The following is an excerpt from a longer article, Rechecking Our Inflation Predictions: Inflation is Here - But for How Long?
The cost-push side [of the inflation argument] reflects a lack of workers, a shortage heavily influenced by the COVID-19 pandemic. But I also fear there is a demographic issue at play that has not yet been studied. The Baby Boom generation has been termed the “pig in the python.” As it has aged through its lifecycle, it has transformed just about every aspect of life, including music, housing, fashion, and morals.
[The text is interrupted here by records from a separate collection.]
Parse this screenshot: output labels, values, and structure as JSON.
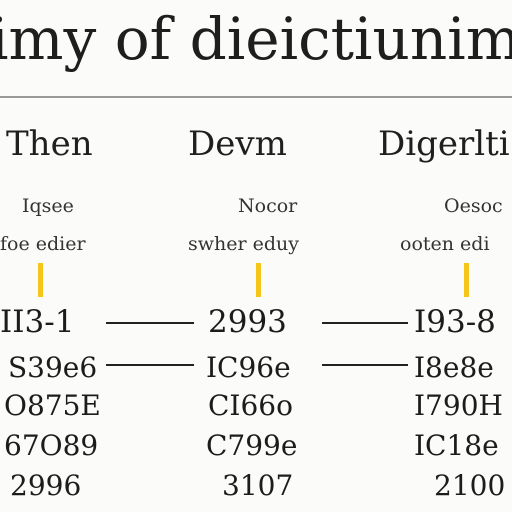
{
  "title": "imy of dieictiunim",
  "columns": [
    {
      "heading": "Then",
      "sub1": "Iqsee",
      "sub2": "foe edier",
      "rows": [
        "II3-1",
        "S39e6",
        "O875E",
        "67O89",
        "2996"
      ]
    },
    {
      "heading": "Devm",
      "sub1": "Nocor",
      "sub2": "swher eduy",
      "rows": [
        "2993",
        "IC96e",
        "CI66o",
        "C799e",
        "3107"
      ]
    },
    {
      "heading": "Digerlti",
      "sub1": "Oesoc",
      "sub2": "ooten edi",
      "rows": [
        "I93-8",
        "I8e8e",
        "I790H",
        "IC18e",
        "2100"
      ]
    }
  ],
  "colors": {
    "marker": "#f3c619",
    "rule": "#9a9a9a",
    "background": "#fbfbfa"
  }
}
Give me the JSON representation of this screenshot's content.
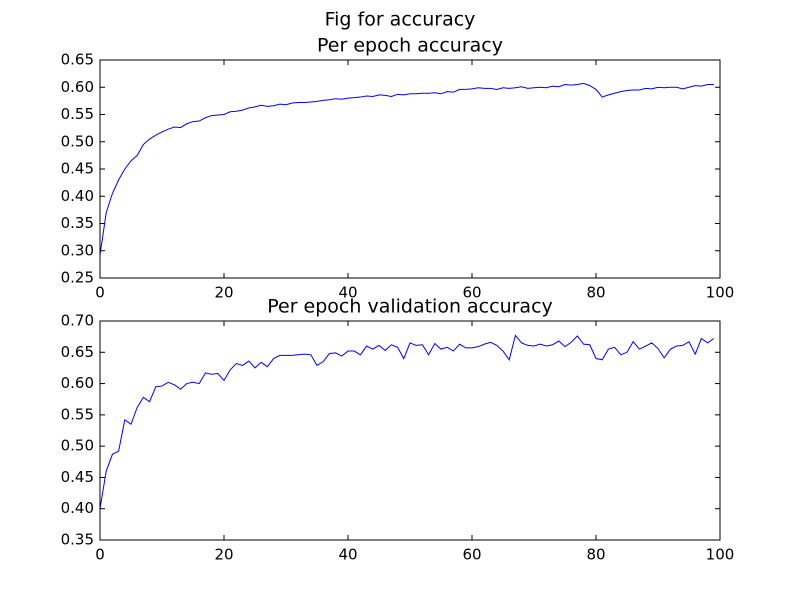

Now that this generation is retiring, why would it not influence employment as well? The pandemic may have changed Boomers’ minds about staying on the hamster wheel.
To win scarce workers back, employers are having to offer signing bonuses, higher wages and more benefits. A perfect illustration appears in the October jobs report. Nonfarm payrolls came in above expectations, 531k actual vs 450k expected, with a big revision to the prior months reading (312k vs 194k). The unemployment rate dropped from 4.8% to 4.6%. However, average hourly earnings increased in excess of the Fed’s targeted inflation on both a monthly basis and on a year over year basis. The table below shows how much wages have increased in 2021.
Wages are a major input into the cost of manufacturing. These high rates of increase— 8 out of 10 coming in above the Fed’s target inflation rate of 2.0%—certainly lend credence to the cost-push argument for inflation.